May 11, 2006

What was she so damned mad about, anyway?

Kate Connolly looks at Ulrike Meinhof on the 30th anniversary of her death.
She is a post-war German figure of mythic proportions and will probably remain an icon for rebels the world over for years to come.

Her favourite subjects at school were religious education, sociology and history, a former teacher explained. She was orphaned at the age of 14, became a pacifist early on, and her favourite author was Hermann Hesse. She had a reasonably stable childhood under the patronage of an academic, and seemed to be destined to become a teacher.

All of which goes little way to explaining why she and her partner-in-crime, Andreas Baader, murdered and terrorised their way across Germany for years.

Many theories have been proffered, including the one that her outburst had to do with the brain tumour which was removed in 1962. Doctors have never been able to provide any firm evidence that this might have been the case. Or because of her relationship failures.

But her daughter Bettina Röhl has roundly condemned the latter suggestion as a wholly inadequate explanation.

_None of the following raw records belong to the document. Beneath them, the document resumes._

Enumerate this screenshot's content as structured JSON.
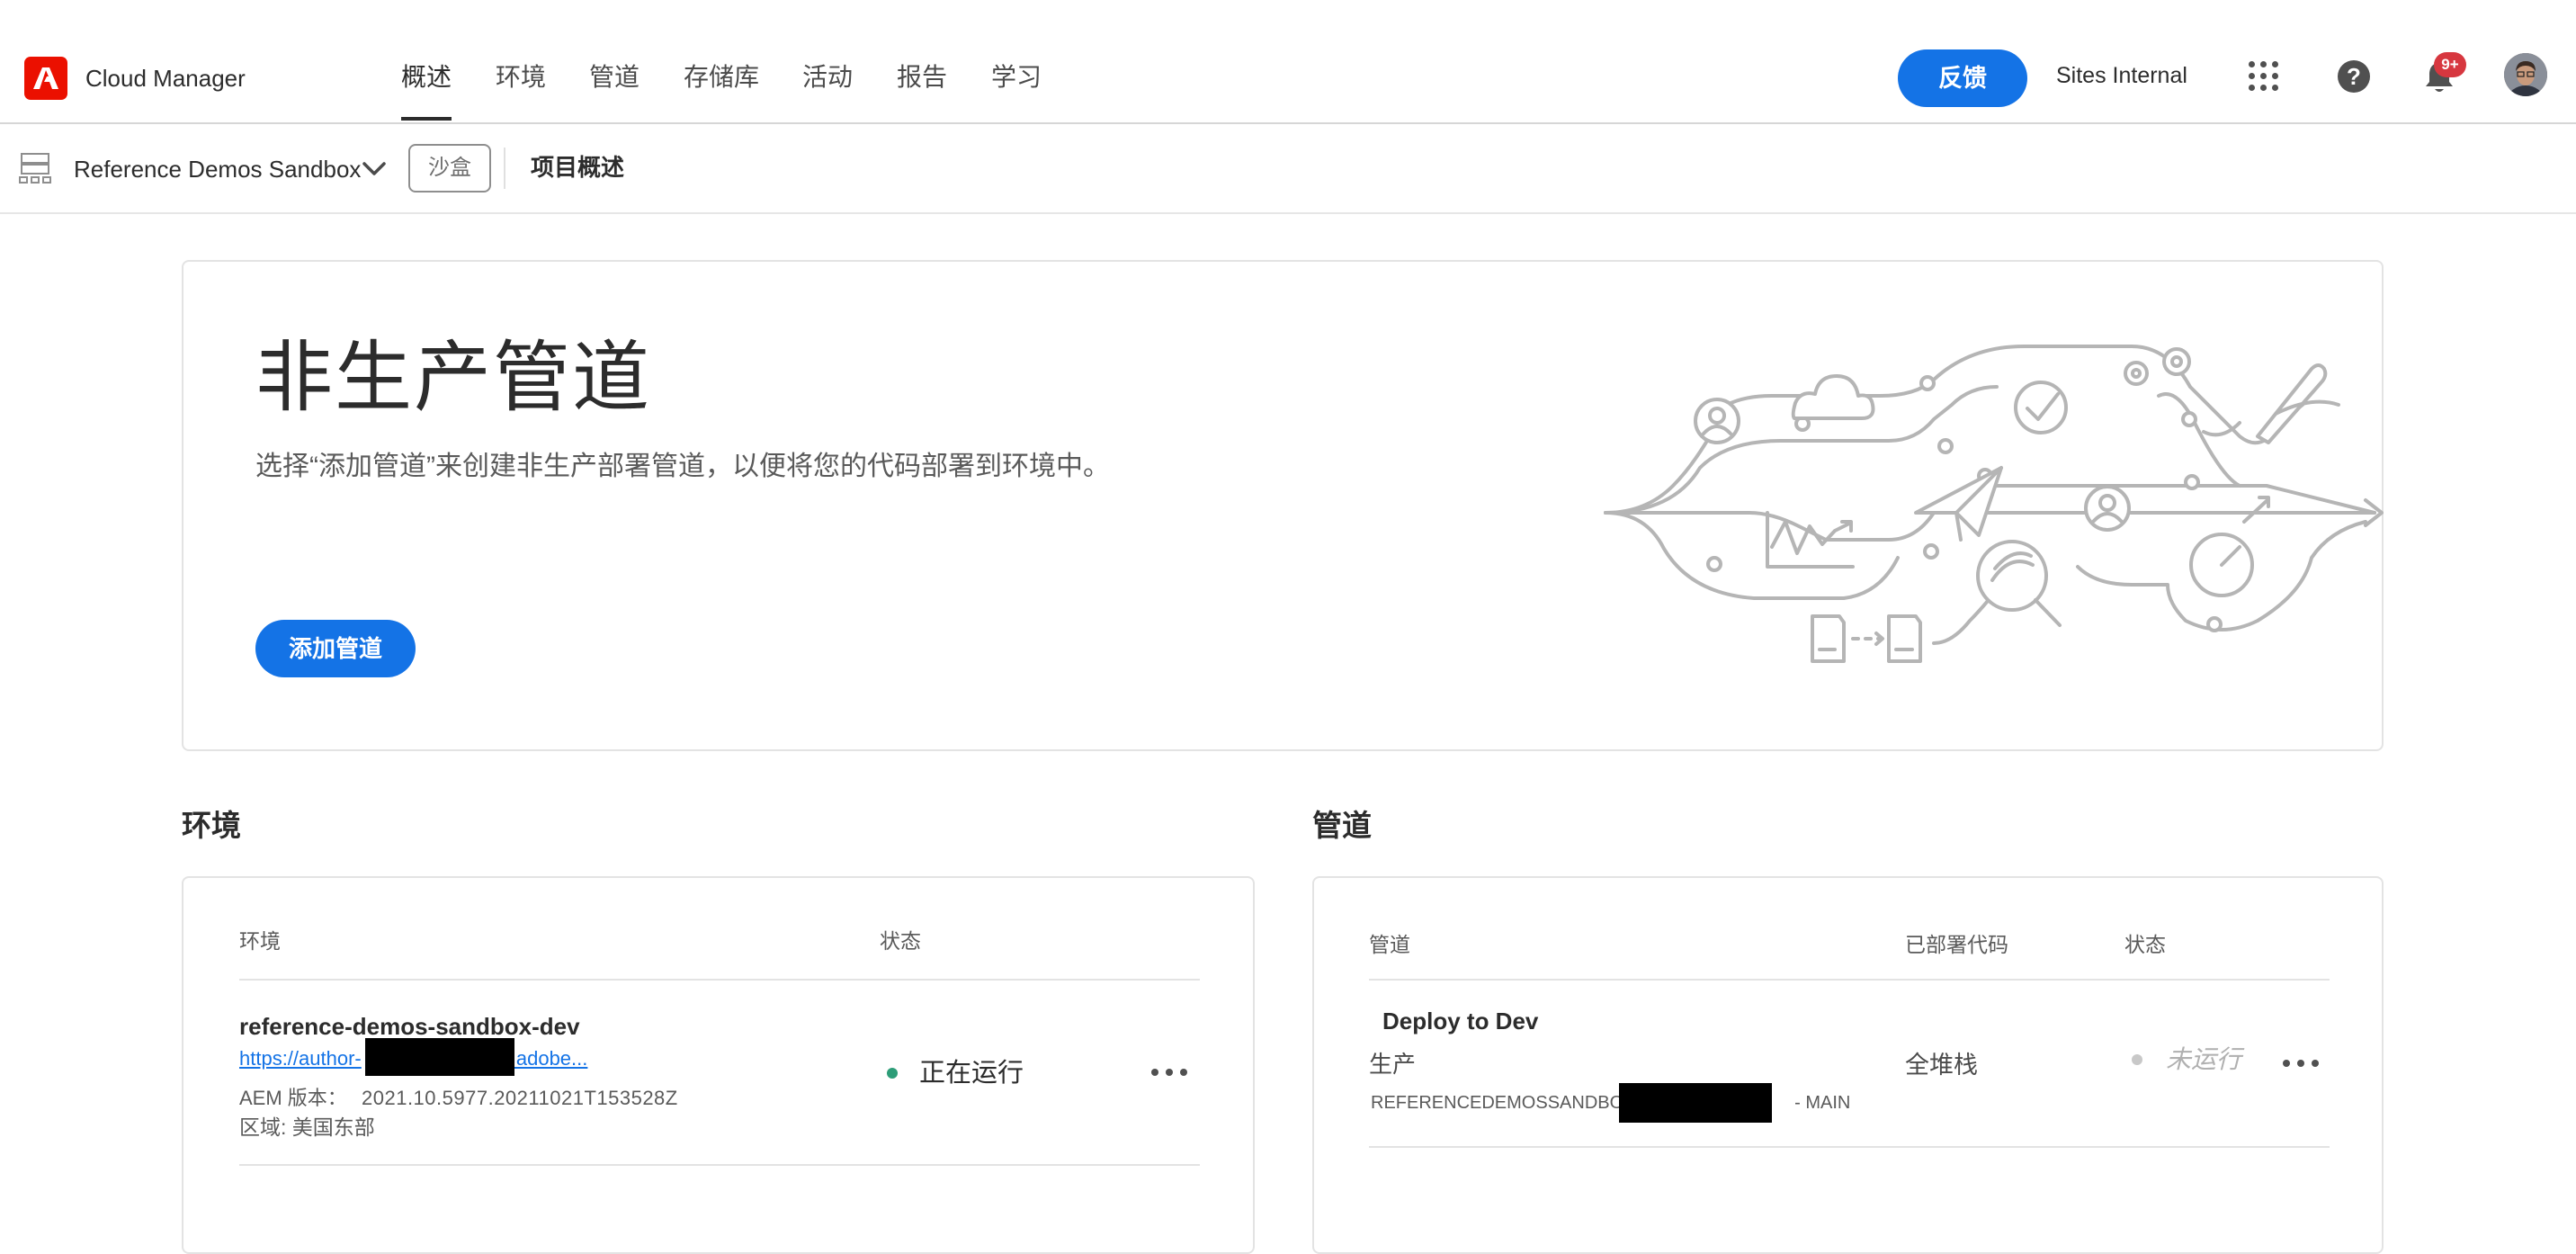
{
  "header": {
    "app_title": "Cloud Manager",
    "nav_tabs": [
      {
        "label": "概述",
        "active": true
      },
      {
        "label": "环境",
        "active": false
      },
      {
        "label": "管道",
        "active": false
      },
      {
        "label": "存储库",
        "active": false
      },
      {
        "label": "活动",
        "active": false
      },
      {
        "label": "报告",
        "active": false
      },
      {
        "label": "学习",
        "active": false
      }
    ],
    "feedback_label": "反馈",
    "org_name": "Sites Internal",
    "help_glyph": "?",
    "notification_count": "9+",
    "icons": [
      "adobe-logo-icon",
      "app-grid-icon",
      "help-icon",
      "bell-icon",
      "avatar"
    ]
  },
  "subheader": {
    "program_name": "Reference Demos Sandbox",
    "sandbox_badge": "沙盒",
    "page_crumb": "项目概述",
    "icons": [
      "program-icon",
      "chevron-down-icon"
    ]
  },
  "hero": {
    "title": "非生产管道",
    "description": "选择“添加管道”来创建非生产部署管道，以便将您的代码部署到环境中。",
    "add_button": "添加管道"
  },
  "environments": {
    "section_title": "环境",
    "columns": {
      "environment": "环境",
      "status": "状态"
    },
    "rows": [
      {
        "name": "reference-demos-sandbox-dev",
        "link_prefix": "https://author-",
        "link_suffix": ".adobe...",
        "aem_label": "AEM 版本：",
        "aem_version": "2021.10.5977.20211021T153528Z",
        "region": "区域: 美国东部",
        "status": "正在运行",
        "status_color": "#2d9d78"
      }
    ]
  },
  "pipelines": {
    "section_title": "管道",
    "columns": {
      "pipeline": "管道",
      "deployed_code": "已部署代码",
      "status": "状态"
    },
    "rows": [
      {
        "name": "Deploy to Dev",
        "type": "生产",
        "repo_prefix": "REFERENCEDEMOSSANDBOX-",
        "repo_suffix": "- MAIN",
        "deployed_code": "全堆栈",
        "status": "未运行",
        "status_color": "#c8c8c8"
      }
    ]
  },
  "colors": {
    "accent": "#1473e6",
    "adobe_red": "#eb1000",
    "badge_red": "#d7373f"
  }
}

“She is not the first woman to have been left by her husband. She didn’t have to go out and burn down the federal republic as a result.”
Now Bettina, Ulrike's daughter, has a reason to be angry. Her mother took her two children with her when she left her husband to train in Lebanon. Ulrike planned to drop the kids off at a Palestinian camp for orphans to be raised. I ask you: What kind of person--no matter her sympathies for the Palestinian cause--would leave her children to be raised as refugees? Luckily, the children were rescued by their father before that could happen.
Meinhof’s daughter, Bettina Rohl, whose childhood was literally eradicated by her mother’s “revolution”, has made a virtual career out of both protecting her mother and condemning what she and her comrades did.

The journalist’s hate campaign against the Left even extended to trying to bring down the former foreign minister, Joschka Fischer, after she turned up photographs of him beating up a policeman in a Frankfurt street during a protest in the 1970s.

1 comment:

antonino bagala' said...

Sono molto dispiaciuto che la Signora Bettina Rohl nutre ancora questi sentimenti negativi verso la propia madre,spero' che riuscira a guarire questa ferita al piu' presto,Ulrike Meinhof e' stata una grande donna e restera' tale per sempre'.Io sono piu' che sicuro che la Meinhof amava le sue figlie,sicuramente i suoi grandi ideali di migliorare il mondo hanno portato la Meinhof a scelte estreme,non sapremo mai cosa e' successo nella sua psiche,forse la depressione che non gli permetteva di vivere una vita tranquilla l'ha portata a gesti estremi,io penso di si.Riposa in pace grande e bellissima donna.Con infinito ed eterno amore.Un caro saluto alle sorelle Bettina Rohl e Regine Rohl.Con tanto affetto.Antonino Bagala. Vicenza 20.03.2010.